If there is no electricity infrastructure accessible to employee accommodation, a farmer is not obliged to pay to install electricity. If there is electricity accessible to, or in, the accommodation, the farmer is not legally obliged to provide it to employees for free. The farmer and employee may sign an agreement for the sale and purchase of the electricity. Without individual electricity meters, it can be difficult for the farmer and employee to agree on a fair charge for electricity supplied and used. However, it is costly and laborious to have these meters installed.
The same can be said for pre-paid electricity meters. Pre-paid meters can also be tampered with if the farmer has not put appropriate security and controls in place. I have heard of cases where a farmer subsidises the cost of pre-paid electricity vouchers for employees, but sells the same vouchers at true cost to ex-employees living on the farm. Unfortunately, some employees have then used their privilege to buy subsidised pre-paid electricity vouchers on behalf of non-employee farm residents. To counter this, a farmer must devise a system that can monitor an employee’s electricity purchases against actual use, or that can dedicate these pre-paid vouchers to specific electricity meters.
Some farmers provide transport to and from the farm for employees who live off the property. There is a significant cost associated with this. However, it is understandable that there are cases where, if a farmer does not provide free transport to employees, they will not have anyone willing to work for them. In cases where a farmer is providing transport, but there are alternatives like taxis and buses, the farmer has the option of no longer providing the transport, to save on costs.
However, if the farmer is concerned about finding labour, but needs to cover some or all of the labour transport costs, the farmer can offer to transport employees at a lower fee than that charged by taxis and buses. Once again, the farmer must enter into formal written agreements with each of the employees using the farmer’s transport.
Probably the most problematic farmer-provided service to employees is the provision of grazing for employees’ livestock. In a written agreement where a farmer gives permission for an employee to graze their livestock on the farm, it is essential that a farmer clearly stipulate every single term and condition related to this permission, preferably before the permission is granted. This could include the number and types of livestock allowed, where these livestock may graze, that this grazing is allowed only as long as the person is in the farmer’s employ, and that there is a charge payable by the employee to the farmer for the grazing.

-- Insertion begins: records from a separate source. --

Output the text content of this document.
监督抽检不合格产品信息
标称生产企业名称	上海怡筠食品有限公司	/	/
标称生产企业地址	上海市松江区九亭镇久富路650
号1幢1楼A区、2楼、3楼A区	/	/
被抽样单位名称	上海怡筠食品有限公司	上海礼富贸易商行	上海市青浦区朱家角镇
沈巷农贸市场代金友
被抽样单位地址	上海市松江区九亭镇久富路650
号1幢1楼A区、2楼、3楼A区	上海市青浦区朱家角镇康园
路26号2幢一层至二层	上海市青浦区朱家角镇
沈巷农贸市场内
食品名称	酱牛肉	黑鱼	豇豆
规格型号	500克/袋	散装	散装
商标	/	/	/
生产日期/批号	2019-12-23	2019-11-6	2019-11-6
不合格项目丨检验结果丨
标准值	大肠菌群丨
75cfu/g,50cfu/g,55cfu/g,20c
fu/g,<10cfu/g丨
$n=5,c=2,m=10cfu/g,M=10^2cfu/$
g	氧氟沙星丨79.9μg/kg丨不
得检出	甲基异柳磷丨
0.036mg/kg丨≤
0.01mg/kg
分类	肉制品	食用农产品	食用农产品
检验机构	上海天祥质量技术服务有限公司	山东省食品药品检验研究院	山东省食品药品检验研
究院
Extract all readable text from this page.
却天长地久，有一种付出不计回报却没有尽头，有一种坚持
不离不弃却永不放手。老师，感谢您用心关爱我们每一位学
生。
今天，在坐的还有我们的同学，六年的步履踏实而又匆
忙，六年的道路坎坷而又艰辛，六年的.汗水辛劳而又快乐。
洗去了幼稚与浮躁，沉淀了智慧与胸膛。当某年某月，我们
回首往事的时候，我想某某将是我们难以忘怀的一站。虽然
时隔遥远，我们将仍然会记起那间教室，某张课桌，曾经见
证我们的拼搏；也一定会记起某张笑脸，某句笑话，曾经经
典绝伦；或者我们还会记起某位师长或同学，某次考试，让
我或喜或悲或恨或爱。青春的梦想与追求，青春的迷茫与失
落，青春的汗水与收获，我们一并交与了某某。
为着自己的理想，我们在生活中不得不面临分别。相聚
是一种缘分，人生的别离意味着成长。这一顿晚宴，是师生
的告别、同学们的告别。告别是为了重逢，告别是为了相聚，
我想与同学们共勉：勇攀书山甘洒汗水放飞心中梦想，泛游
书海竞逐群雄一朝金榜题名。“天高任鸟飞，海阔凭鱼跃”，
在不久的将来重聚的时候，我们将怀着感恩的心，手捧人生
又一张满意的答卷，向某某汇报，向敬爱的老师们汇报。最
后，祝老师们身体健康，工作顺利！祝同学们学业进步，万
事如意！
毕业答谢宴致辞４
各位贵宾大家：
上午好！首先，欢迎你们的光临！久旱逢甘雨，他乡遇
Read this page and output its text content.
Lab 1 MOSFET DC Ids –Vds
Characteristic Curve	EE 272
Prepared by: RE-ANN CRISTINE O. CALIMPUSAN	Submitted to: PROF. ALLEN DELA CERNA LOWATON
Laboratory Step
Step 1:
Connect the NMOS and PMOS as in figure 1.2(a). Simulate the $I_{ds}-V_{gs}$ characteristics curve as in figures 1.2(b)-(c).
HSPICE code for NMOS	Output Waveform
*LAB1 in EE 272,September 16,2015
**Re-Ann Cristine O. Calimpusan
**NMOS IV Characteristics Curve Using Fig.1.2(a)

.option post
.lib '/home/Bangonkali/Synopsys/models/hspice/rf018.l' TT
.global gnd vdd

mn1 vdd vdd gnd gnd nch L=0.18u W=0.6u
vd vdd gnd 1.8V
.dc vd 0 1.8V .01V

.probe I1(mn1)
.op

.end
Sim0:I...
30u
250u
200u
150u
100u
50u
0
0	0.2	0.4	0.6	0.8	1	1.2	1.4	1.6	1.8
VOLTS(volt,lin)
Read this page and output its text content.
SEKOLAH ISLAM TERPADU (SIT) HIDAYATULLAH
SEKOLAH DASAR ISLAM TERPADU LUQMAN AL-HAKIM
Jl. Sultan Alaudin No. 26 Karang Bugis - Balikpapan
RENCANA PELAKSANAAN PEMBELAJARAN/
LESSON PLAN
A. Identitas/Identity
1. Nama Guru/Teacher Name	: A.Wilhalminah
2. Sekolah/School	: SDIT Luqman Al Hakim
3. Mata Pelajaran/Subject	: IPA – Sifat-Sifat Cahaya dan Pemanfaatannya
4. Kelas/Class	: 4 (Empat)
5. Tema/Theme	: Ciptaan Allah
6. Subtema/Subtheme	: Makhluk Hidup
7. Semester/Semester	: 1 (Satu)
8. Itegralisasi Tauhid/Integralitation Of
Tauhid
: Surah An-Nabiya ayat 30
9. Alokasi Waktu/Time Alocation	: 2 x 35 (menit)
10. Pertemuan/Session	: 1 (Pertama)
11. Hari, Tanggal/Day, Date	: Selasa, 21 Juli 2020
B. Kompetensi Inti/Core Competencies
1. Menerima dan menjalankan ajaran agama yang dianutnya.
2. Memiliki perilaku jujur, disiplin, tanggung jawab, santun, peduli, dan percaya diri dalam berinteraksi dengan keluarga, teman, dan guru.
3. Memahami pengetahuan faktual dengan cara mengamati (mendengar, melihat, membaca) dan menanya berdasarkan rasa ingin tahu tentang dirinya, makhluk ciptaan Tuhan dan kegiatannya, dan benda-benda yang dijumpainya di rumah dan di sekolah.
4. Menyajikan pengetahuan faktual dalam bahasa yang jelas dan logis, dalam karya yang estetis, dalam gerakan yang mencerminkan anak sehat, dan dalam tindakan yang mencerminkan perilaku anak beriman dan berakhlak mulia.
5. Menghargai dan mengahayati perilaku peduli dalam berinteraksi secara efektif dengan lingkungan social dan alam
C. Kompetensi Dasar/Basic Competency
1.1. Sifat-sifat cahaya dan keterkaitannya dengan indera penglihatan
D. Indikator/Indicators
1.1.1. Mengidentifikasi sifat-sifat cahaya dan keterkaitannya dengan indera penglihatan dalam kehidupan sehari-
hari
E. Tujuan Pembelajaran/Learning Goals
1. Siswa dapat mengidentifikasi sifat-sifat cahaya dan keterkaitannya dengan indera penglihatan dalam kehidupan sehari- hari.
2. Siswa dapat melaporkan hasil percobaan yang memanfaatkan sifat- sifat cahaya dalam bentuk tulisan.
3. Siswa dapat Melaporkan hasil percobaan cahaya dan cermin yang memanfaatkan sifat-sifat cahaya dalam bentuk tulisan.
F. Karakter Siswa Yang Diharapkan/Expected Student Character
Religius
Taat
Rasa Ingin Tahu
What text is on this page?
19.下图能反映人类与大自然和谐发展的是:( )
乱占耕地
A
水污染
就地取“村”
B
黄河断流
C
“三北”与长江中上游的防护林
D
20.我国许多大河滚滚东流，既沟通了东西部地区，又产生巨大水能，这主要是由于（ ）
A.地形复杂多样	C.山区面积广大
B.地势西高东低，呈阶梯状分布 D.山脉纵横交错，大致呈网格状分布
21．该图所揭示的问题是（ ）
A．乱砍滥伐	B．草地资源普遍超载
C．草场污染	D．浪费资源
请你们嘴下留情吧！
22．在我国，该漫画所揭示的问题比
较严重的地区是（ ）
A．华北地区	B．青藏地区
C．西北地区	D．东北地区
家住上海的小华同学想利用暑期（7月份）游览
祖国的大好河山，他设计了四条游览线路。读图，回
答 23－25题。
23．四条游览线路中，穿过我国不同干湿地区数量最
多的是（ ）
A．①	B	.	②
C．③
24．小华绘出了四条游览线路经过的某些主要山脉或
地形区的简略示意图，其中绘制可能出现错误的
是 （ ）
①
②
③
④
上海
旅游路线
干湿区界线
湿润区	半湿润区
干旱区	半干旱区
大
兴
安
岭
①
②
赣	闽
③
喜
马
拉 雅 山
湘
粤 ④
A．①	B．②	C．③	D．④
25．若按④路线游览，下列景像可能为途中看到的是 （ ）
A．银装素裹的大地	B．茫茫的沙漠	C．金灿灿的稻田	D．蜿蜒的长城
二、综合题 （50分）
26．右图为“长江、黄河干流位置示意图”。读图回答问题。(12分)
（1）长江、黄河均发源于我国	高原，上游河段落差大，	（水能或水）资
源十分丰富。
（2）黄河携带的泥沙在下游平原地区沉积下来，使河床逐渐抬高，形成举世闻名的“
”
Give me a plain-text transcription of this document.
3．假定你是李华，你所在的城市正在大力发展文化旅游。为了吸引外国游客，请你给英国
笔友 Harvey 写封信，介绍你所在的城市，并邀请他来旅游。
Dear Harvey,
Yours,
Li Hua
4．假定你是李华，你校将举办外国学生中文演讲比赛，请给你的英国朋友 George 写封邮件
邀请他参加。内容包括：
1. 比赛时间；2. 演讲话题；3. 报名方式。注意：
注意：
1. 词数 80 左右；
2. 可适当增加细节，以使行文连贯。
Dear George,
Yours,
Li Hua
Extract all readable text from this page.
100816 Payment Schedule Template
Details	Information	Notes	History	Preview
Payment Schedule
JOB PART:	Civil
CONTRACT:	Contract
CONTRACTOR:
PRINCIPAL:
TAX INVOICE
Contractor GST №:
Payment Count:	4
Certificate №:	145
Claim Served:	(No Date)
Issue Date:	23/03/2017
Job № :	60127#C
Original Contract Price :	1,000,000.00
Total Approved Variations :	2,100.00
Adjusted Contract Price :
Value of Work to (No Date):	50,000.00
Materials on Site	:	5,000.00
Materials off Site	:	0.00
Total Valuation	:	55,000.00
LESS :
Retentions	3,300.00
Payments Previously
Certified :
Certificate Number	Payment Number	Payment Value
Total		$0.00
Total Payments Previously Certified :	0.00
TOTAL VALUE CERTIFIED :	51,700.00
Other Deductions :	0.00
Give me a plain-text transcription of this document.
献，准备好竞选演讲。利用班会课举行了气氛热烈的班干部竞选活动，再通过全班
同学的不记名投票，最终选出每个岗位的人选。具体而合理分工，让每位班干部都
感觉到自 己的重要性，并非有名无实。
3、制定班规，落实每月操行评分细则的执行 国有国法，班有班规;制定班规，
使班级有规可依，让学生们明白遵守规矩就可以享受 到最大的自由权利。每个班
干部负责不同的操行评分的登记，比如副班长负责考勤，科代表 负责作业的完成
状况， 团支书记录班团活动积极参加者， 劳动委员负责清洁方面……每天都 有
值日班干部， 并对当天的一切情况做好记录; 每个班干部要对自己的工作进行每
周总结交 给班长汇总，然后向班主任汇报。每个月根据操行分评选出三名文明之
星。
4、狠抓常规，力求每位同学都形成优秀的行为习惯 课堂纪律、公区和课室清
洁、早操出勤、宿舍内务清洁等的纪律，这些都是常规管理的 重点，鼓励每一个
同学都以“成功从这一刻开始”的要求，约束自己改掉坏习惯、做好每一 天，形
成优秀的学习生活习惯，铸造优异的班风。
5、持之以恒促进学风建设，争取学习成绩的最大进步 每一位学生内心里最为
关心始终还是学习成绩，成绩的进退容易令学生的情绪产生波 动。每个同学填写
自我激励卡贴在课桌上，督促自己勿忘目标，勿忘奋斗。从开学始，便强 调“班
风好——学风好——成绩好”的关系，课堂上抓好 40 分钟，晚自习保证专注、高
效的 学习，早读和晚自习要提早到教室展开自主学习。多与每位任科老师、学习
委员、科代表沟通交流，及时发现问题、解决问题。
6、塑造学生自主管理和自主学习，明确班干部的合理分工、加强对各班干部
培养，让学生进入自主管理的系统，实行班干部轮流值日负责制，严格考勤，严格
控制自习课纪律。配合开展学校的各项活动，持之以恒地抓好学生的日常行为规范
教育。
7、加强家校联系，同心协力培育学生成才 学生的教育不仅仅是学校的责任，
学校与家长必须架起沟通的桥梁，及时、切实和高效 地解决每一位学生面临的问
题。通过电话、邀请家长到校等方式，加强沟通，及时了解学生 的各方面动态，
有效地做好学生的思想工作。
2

A financial value can be attributed to the grazing per livestock over a given time frame. This excludes costs incurred by the farmer in the provision of supplementary feed and veterinary treatment for an employee’s livestock, should these be clearly agreed upon. Once again, it is crucial to have grazing agreements in writing so that if an employee reneges on the agreement and it becomes necessary for the farmer to take the matter to court, the farmer can prove that the employee had understood, and fully agreed to, the grazing agreement’s terms and conditions.
It is important that farmers don’t have a knee-jerk reaction to dealing with increased labour costs. In terms of the various laws, there are options available to farmers to help them reduce labour costs without having to resort to retrenchments. The retrenchment process is, of itself, a challenging legal process.